The model illustrates the potential effects of intramodular connectivity on the communications between the RCMs and, thus, the overall flow of information through the GANs. As can be inferred from the graphs in Figure 7A,B and Figure S9A,B, nFGFR1 promotes the critical and overcritical connectivity in NPCs and critical connectivity in NCCs. The influences of low dampening, critical dampening, and overcritical dampening on information transfer are further illustrated in Figure S11B (video).
3. Discussion
The present study brings to the forefront the concept of the systems genome, in which gene activities (i.e., during cell development) are coordinated under global control. This control promotes moderate changes and counteracts extreme changes in gene activities. This process is actively regulated by nFGFR1, which acts as a “band-pass filter” to maintain genome activity within a set range (i.e., genome homeostasis).
Although studies of development tend to focus on genes with the greatest change in activity, many more genes are subject to moderate up- or downregulation, and the majority of genes do not change significantly their activity. These so-called “background bystanders” were not considered active participants in genome regulation. The present study challenges this view by revealing widespread coordination among expressed genes that is subject to developmental regulation.
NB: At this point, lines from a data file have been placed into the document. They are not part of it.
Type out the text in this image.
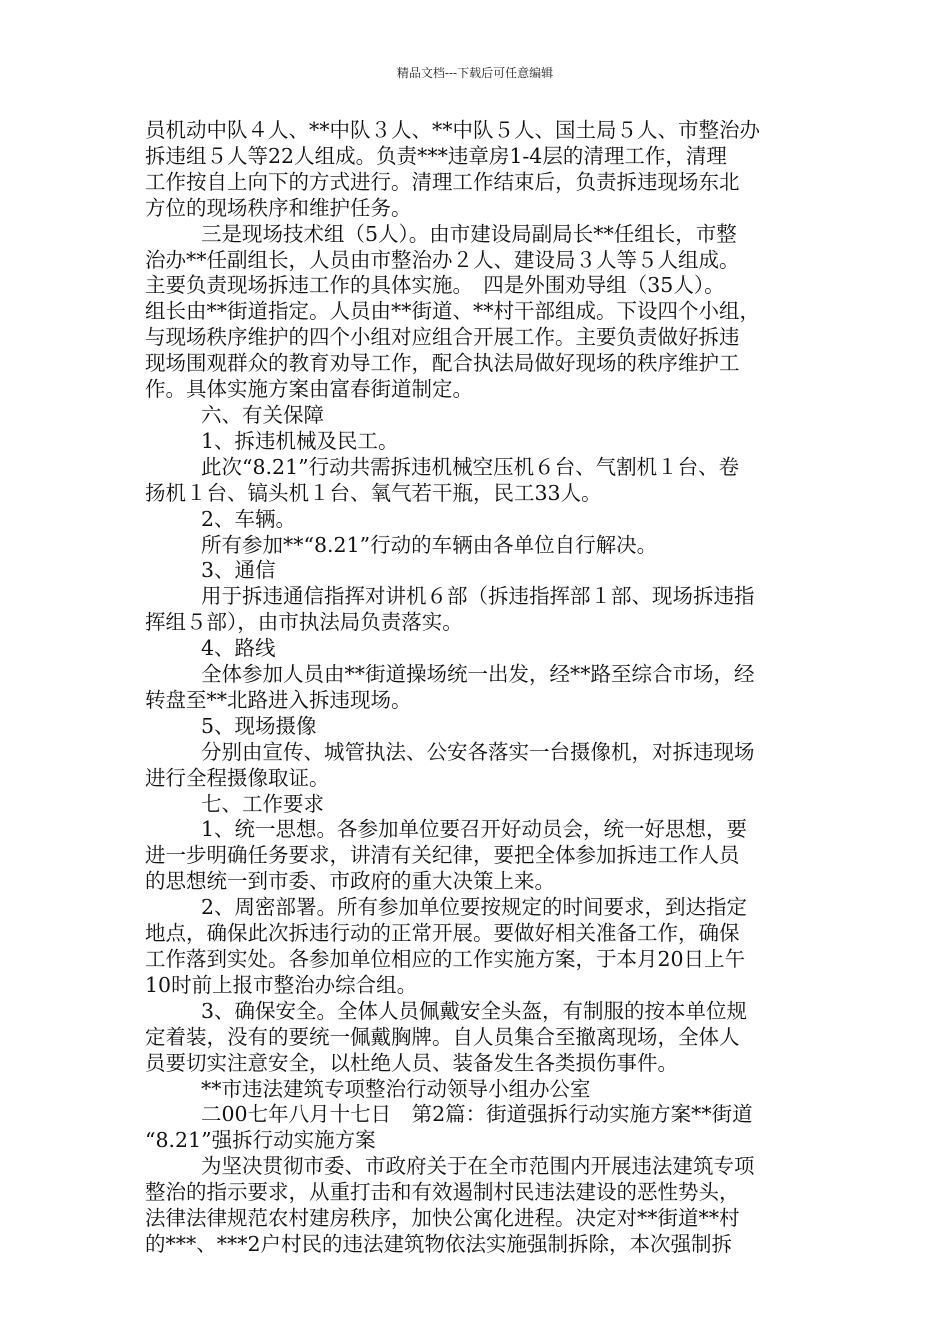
精品文档---下载后可任意编辑

员机动中队４人、**中队３人、**中队５人、国土局５人、市整治办

拆违组５人等22人组成。负责***违章房1-4层的清理工作，清理

工作按自上向下的方式进行。清理工作结束后，负责拆违现场东北

方位的现场秩序和维护任务。

三是现场技术组（5人）。由市建设局副局长**任组长，市整

治办**任副组长，人员由市整治办２人、建设局３人等５人组成。

主要负责现场拆违工作的具体实施。　四是外围劝导组（35人）。

组长由**街道指定。人员由**街道、**村干部组成。下设四个小组，

与现场秩序维护的四个小组对应组合开展工作。主要负责做好拆违

现场围观群众的教育劝导工作，配合执法局做好现场的秩序维护工

作。具体实施方案由富春街道制定。

六、有关保障

1、拆违机械及民工。

此次“8.21”行动共需拆违机械空压机６台、气割机１台、卷

扬机１台、镐头机１台、氧气若干瓶，民工33人。

2、车辆。

所有参加**“8.21”行动的车辆由各单位自行解决。

3、通信

用于拆违通信指挥对讲机６部（拆违指挥部１部、现场拆违指

挥组５部），由市执法局负责落实。

4、路线

全体参加人员由**街道操场统一出发，经**路至综合市场，经

转盘至**北路进入拆违现场。

5、现场摄像

分别由宣传、城管执法、公安各落实一台摄像机，对拆违现场

进行全程摄像取证。

七、工作要求

1、统一思想。各参加单位要召开好动员会，统一好思想，要

进一步明确任务要求，讲清有关纪律，要把全体参加拆违工作人员

的思想统一到市委、市政府的重大决策上来。

2、周密部署。所有参加单位要按规定的时间要求，到达指定

地点，确保此次拆违行动的正常开展。要做好相关准备工作，确保

工作落到实处。各参加单位相应的工作实施方案，于本月20日上午

10时前上报市整治办综合组。

3、确保安全。全体人员佩戴安全头盔，有制服的按本单位规

定着装，没有的要统一佩戴胸牌。自人员集合至撤离现场，全体人

员要切实注意安全，以杜绝人员、装备发生各类损伤事件。

**市违法建筑专项整治行动领导小组办公室

二00七年八月十七日　第2篇：街道强拆行动实施方案**街道

“8.21”强拆行动实施方案

为坚决贯彻市委、市政府关于在全市范围内开展违法建筑专项

整治的指示要求，从重打击和有效遏制村民违法建设的恶性势头，

法律法律规范农村建房秩序，加快公寓化进程。决定对**街道**村

的***、***2户村民的违法建筑物依法实施强制拆除，本次强制拆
3.1. Entropy-Based Genome Synchronization Model: Over-Synchronization in Schizophrenia
Genome homeostasis was associated with an enrichment of highly correlated (positively and negatively) genes within the population of 16,167 genes expressed in NPCs and NCCs; gene sets included 4646 Reg genes (whose expression was altered during NPC → NCC transition), a subset comprising NSD genes, 11,136 nonReg genes (whose activity was not altered during transition), and a subset of Reg–nonReg cross-correlated genes. In all these gene populations, the distribution of gene coordination was significantly altered between NPCs and NCCs, with an additional enrichment of highly correlated gene pairs in NCCs and different sets of NPC and NCC genes forming the highly coordinated pairs.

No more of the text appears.